A survey by Markit Economics showed Monday that Turkey's manufacturing activity continued to improve in June despite economic difficulties globally. The seasonally adjusted HSBC Purchasing Managers' Index rose to 51.4 in June from 50.2 in May.
On a calendar-adjusted basis, the GDP grew 2.3 percent year-on-year in the first quarter of 2012. Seasonally and calendar adjusted GDP rose 0.2 percent quarter-on-quarter in the first three months of the year.
The recent statistical data showed a decline in trade deficit along with a 20.3 percent jump in exports in May. The central bank said that domestic demand was weak in the first quarter, but is expected to recover in the second quarter.
Most of Turkey's current account deficit is financed by short-term debt and this makes it vulnerable to turmoil in the Eurozone. While upgrading Turkey's bond ratings last month, Moody's Investors Service said that some of Turkey's external vulnerabilities, such as the current account deficit, are now starting to become less pronounced.
The rating agency raised its ratings on Turkish government bonds by one notch to Ba1 from Ba2 with a 'positive' outlook, citing improvement in public finances. This is the highest non-investment grade rating.

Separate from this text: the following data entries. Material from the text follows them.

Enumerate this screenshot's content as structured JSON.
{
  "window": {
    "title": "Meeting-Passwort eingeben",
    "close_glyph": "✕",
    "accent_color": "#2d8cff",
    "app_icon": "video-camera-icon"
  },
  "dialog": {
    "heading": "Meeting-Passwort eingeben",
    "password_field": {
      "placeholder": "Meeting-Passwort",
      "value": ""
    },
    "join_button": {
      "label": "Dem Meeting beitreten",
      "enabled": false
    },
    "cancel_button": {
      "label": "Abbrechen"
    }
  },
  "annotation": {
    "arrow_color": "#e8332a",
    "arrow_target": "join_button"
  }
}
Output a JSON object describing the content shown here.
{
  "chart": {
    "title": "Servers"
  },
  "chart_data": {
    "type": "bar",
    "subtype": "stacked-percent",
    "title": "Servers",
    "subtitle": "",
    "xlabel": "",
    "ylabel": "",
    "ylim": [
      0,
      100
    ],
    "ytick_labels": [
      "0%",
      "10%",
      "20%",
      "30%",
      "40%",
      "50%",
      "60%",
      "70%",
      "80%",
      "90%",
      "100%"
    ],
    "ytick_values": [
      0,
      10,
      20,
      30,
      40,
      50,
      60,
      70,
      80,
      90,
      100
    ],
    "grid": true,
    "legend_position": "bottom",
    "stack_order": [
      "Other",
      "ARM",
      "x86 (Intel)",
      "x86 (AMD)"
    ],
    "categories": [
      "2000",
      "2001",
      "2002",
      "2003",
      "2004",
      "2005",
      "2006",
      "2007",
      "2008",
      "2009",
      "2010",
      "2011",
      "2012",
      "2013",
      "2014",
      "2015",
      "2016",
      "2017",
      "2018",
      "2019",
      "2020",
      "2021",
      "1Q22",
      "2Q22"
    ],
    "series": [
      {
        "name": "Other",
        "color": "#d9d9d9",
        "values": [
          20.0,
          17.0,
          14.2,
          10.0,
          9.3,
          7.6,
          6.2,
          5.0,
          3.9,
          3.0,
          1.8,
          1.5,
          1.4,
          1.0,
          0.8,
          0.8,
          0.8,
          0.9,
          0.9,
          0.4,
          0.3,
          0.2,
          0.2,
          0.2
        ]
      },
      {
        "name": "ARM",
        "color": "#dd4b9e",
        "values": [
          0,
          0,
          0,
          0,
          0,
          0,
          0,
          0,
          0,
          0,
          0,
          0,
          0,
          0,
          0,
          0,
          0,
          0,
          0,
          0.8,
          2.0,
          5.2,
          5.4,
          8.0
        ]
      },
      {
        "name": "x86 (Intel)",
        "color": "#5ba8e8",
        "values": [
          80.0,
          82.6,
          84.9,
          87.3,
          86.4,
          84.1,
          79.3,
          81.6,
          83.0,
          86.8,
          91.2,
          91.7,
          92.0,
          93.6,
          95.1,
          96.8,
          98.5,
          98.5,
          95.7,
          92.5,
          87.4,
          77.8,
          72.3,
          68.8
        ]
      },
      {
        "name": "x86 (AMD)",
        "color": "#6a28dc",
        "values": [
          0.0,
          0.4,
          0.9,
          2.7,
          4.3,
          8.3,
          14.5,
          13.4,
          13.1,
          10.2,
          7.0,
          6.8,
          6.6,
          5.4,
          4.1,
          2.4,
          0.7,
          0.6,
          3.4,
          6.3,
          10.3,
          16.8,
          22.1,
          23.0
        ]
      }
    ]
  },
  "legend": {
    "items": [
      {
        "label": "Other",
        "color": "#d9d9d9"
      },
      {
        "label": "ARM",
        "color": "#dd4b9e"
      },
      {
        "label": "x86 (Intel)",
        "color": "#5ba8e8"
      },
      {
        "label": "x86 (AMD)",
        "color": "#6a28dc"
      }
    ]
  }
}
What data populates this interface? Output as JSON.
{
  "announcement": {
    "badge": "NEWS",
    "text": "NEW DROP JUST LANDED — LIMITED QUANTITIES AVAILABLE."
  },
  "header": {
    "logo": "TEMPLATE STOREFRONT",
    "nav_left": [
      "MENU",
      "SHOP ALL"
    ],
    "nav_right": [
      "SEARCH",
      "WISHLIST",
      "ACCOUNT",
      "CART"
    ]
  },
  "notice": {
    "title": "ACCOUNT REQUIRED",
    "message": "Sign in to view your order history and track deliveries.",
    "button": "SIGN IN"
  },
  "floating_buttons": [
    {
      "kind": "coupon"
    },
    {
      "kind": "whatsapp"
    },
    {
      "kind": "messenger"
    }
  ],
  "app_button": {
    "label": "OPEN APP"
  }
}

The central bank also noted last month that the gradual decline in the current account deficit is expected to continue in the forthcoming period.
In June, the central bank held the interest rate at record low of 5.75 percent and said a revision in the monetary policy stance may be considered, if the fiscal stance deviate significantly from this framework and consequently have an adverse effect on the medium-term inflation outlook.